Meine Biografien habe ich beschlossen, diesmal chronologisch zu sortieren. Dann passen zwar nicht mehr alle Bücher ins Regal, weil die „Dokumente eines Lebensweges – Albert Einstein“ Ausgabe zu hoch für das Regalbrett modernerer Biografien ist, ich es also genauso quer legen muss wie der Bildband „Kafka in Paris“. Aber immerhin ist jetzt Ordnung in der Sache.
Während ich sortierte, hatte ich die Hoffnung, ich würde mir über eine Sache klar werden, die mir in der letzten Zeit ziemlich vernebelt geworden ist: Wer ich bin, was ich da für ein Mensch bin, einer der Guten oder einer derjenigen, die es gut meinen, aber nicht schaffen. Ein besoffener hat mich zu Studentenzeiten beim Lesen von „Henry Miller: Sexus“ mal dreist angesprochen und gefragt: „Lebst du im Indikativ oder im Konjunktiv?“ und das hab ich mir in das Buch mit Bleistift hineingeschrieben und gemerkt. Ganz nebenbei: ich finde das Buch nicht mehr. Wo um alles in der Welt habe ich es? Es wird mir doch nicht auf der Strecke geblieben sein! „Stille Tage in Clichy“ ist ebenfalls verschwunden. Genau wie das heißgeliebte Kinderbuch „Henriette Bimmelbahn“ von James Krüss. Das war ein schöner Sammelband mit vier oder fünf gereimten Krüss-Geschichten, die meine Tochter so geliebt hatte. Gerade von diesem Buch hätte ich nie erwartet, dass es mir einmal verloren geht. Eigentlich pass ich auf meine Bücher verteufelt gut auf.

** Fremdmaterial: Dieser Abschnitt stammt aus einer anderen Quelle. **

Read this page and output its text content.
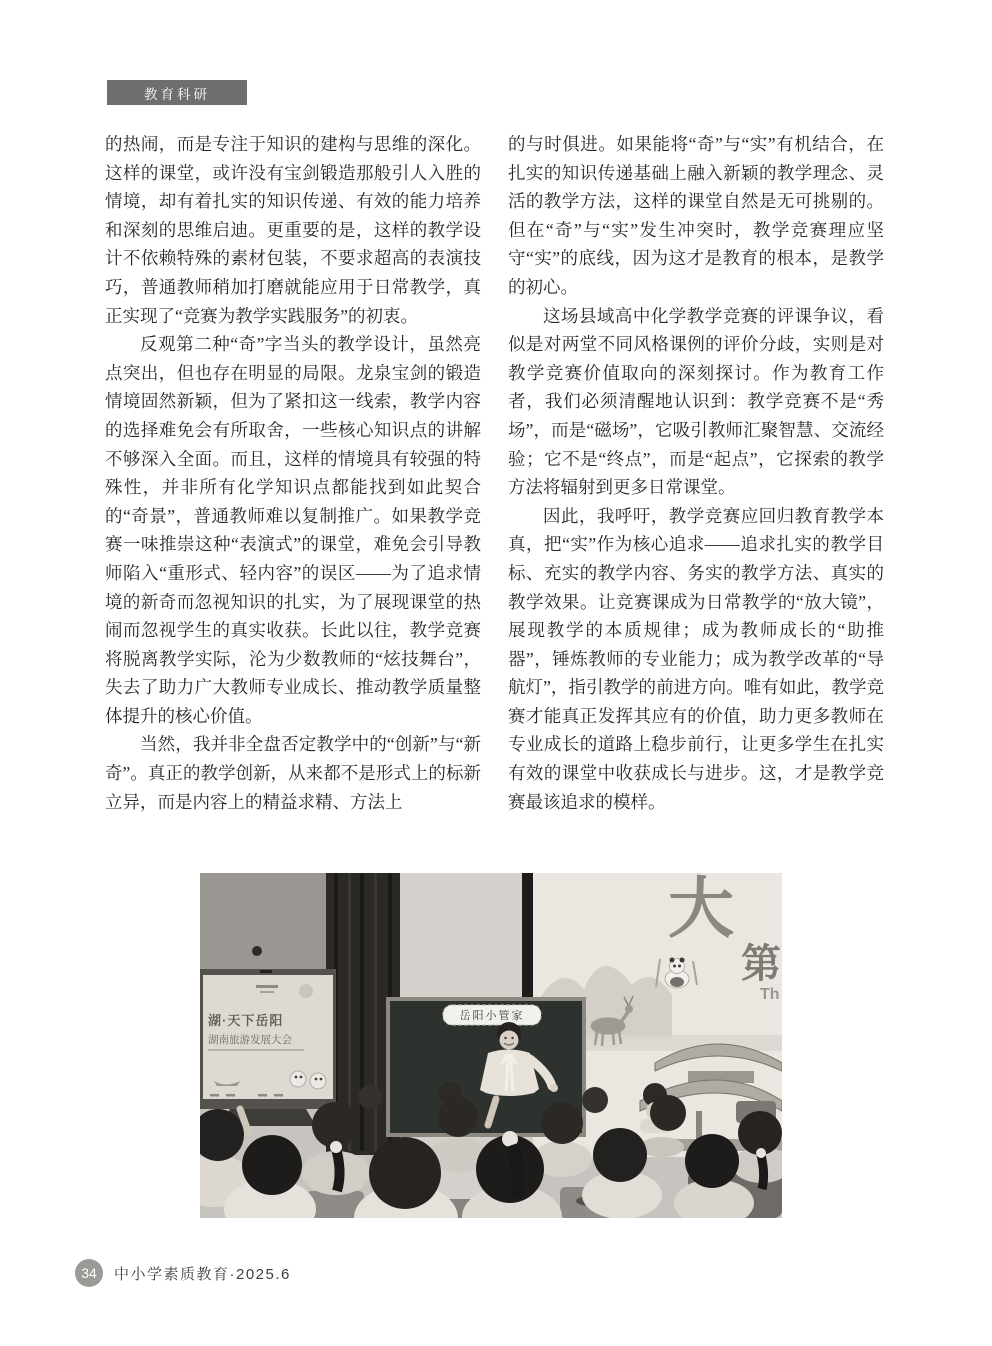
教育科研

的热闹，而是专注于知识的建构与思维的深化。这样的课堂，或许没有宝剑锻造那般引人入胜的情境，却有着扎实的知识传递、有效的能力培养和深刻的思维启迪。更重要的是，这样的教学设计不依赖特殊的素材包装，不要求超高的表演技巧，普通教师稍加打磨就能应用于日常教学，真正实现了“竞赛为教学实践服务”的初衷。

反观第二种“奇”字当头的教学设计，虽然亮点突出，但也存在明显的局限。龙泉宝剑的锻造情境固然新颖，但为了紧扣这一线索，教学内容的选择难免会有所取舍，一些核心知识点的讲解不够深入全面。而且，这样的情境具有较强的特殊性，并非所有化学知识点都能找到如此契合的“奇景”，普通教师难以复制推广。如果教学竞赛一味推崇这种“表演式”的课堂，难免会引导教师陷入“重形式、轻内容”的误区——为了追求情境的新奇而忽视知识的扎实，为了展现课堂的热闹而忽视学生的真实收获。长此以往，教学竞赛将脱离教学实际，沦为少数教师的“炫技舞台”，失去了助力广大教师专业成长、推动教学质量整体提升的核心价值。

当然，我并非全盘否定教学中的“创新”与“新奇”。真正的教学创新，从来都不是形式上的标新立异，而是内容上的精益求精、方法上

的与时俱进。如果能将“奇”与“实”有机结合，在扎实的知识传递基础上融入新颖的教学理念、灵活的教学方法，这样的课堂自然是无可挑剔的。但在“奇”与“实”发生冲突时，教学竞赛理应坚守“实”的底线，因为这才是教育的根本，是教学的初心。

这场县域高中化学教学竞赛的评课争议，看似是对两堂不同风格课例的评价分歧，实则是对教学竞赛价值取向的深刻探讨。作为教育工作者，我们必须清醒地认识到：教学竞赛不是“秀场”，而是“磁场”，它吸引教师汇聚智慧、交流经验；它不是“终点”，而是“起点”，它探索的教学方法将辐射到更多日常课堂。

因此，我呼吁，教学竞赛应回归教育教学本真，把“实”作为核心追求——追求扎实的教学目标、充实的教学内容、务实的教学方法、真实的教学效果。让竞赛课成为日常教学的“放大镜”，展现教学的本质规律；成为教师成长的“助推器”，锤炼教师的专业能力；成为教学改革的“导航灯”，指引教学的前进方向。唯有如此，教学竞赛才能真正发挥其应有的价值，助力更多教师在专业成长的道路上稳步前行，让更多学生在扎实有效的课堂中收获成长与进步。这，才是教学竞赛最该追求的模样。

大
第
Th
湖·天下岳阳
湖南旅游发展大会
岳阳小管家
34	中小学素质教育·2025.6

Bücher sind für mich nämlich nichts anderes als das Spiegelbild meines Gehirns. Ich brauche keinen Cat-Scan um zu sehen, wie es in mir aussieht. Man braucht nur mein offenes Bücherregal. Da sieht man genau, was ich für ein Mensch bin. Man sieht die Biografie von Karl Marx und von Wittgenstein, man sieht den Schrank mit den philosophischen Grundlagenwerken aus der Studienzeit und der Gegenwart. Da stehen Marc Aurel, Epikur, Platon neben Slavoj Zizek, Faucoult und Hannah Arendt.
Ich bin, das kann ich sagen, während ich das Regal einräume, ein merkwürdiger Kauz. Ich glaube, auf der ganzen Welt gibt es keine Büchersammlung, die mit einer anderen völlig identisch ist. Und wenn ich mich hier so umblicke, und wenn ich in meiner Fantasie unsichtbare Fäden spanne zwischen den ganzen Gedanken, die hier vor mir versammelt sind, dann beschleicht mich wieder dieses Gefühl, dass mir der Boden unter den Füßen wegbricht.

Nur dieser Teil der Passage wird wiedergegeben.